23rd May 1831 (Monday)

It was some time since George Wailes had last written to Jenyns from 13 Mosley Street, Newcastle and was apologetic for not having sent the shells for Jenyns's collection and eggs for the Philosophical Society and he had now looked out his duplicate insects though it was not, as Jenyns had mentioned in his last letter the "ill success in entomology last year" that had prevented him sending them but he had been "so much engaged in one thing and another". He also sent a box of shells "indebted to Mr Alder and I send you a copy of his observations there". Alder wanted to know more of the genus Cyclas and had asked for specimens.
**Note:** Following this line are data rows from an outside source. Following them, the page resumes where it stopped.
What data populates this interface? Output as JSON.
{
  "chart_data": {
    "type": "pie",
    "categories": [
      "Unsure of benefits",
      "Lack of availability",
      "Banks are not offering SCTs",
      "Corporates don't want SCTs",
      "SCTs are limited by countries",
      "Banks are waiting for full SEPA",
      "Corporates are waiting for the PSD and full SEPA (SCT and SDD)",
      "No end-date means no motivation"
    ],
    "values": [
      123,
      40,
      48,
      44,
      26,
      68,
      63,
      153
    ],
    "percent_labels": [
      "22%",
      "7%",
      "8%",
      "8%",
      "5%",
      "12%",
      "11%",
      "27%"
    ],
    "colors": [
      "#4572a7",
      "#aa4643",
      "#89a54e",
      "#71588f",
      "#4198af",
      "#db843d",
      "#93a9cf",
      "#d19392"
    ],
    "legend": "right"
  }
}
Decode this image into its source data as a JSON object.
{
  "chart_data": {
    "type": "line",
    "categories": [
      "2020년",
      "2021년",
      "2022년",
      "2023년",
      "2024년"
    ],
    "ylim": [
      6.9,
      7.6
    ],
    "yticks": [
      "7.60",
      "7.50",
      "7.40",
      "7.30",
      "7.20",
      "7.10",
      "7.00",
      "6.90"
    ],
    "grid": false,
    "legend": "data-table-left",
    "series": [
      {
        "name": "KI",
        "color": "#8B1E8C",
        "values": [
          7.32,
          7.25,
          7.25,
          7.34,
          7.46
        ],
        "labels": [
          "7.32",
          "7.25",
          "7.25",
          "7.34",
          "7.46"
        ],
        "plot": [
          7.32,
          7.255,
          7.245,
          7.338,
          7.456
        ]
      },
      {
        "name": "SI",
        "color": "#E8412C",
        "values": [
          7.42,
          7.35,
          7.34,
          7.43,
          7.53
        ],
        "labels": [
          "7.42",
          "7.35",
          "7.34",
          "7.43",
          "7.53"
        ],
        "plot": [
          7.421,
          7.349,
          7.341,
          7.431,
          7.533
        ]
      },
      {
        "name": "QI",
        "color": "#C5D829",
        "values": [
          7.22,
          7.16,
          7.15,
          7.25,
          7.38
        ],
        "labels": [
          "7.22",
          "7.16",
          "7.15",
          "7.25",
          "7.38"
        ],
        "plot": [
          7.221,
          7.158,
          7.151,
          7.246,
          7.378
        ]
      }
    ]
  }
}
Wailes also sent Sea Fowl eggs for the Museum and some insects for W.D.Fox of Cambridge "whom I presume you know" and asked for a specimen of the beetle that he had discovered (C.cerealis). "Our Natural History Soc. succeeded wonderfully, we have two enormous rooms 40 feet long quite full and still want more space. We expect to raise a large building this Autumn. The 1st Vol of its Transactions is nearly thro' the press and about 50 pages of the second is printed. It will contain our Flora and the Birds by Mr Selby are in the [2]d part of the 1st Vol."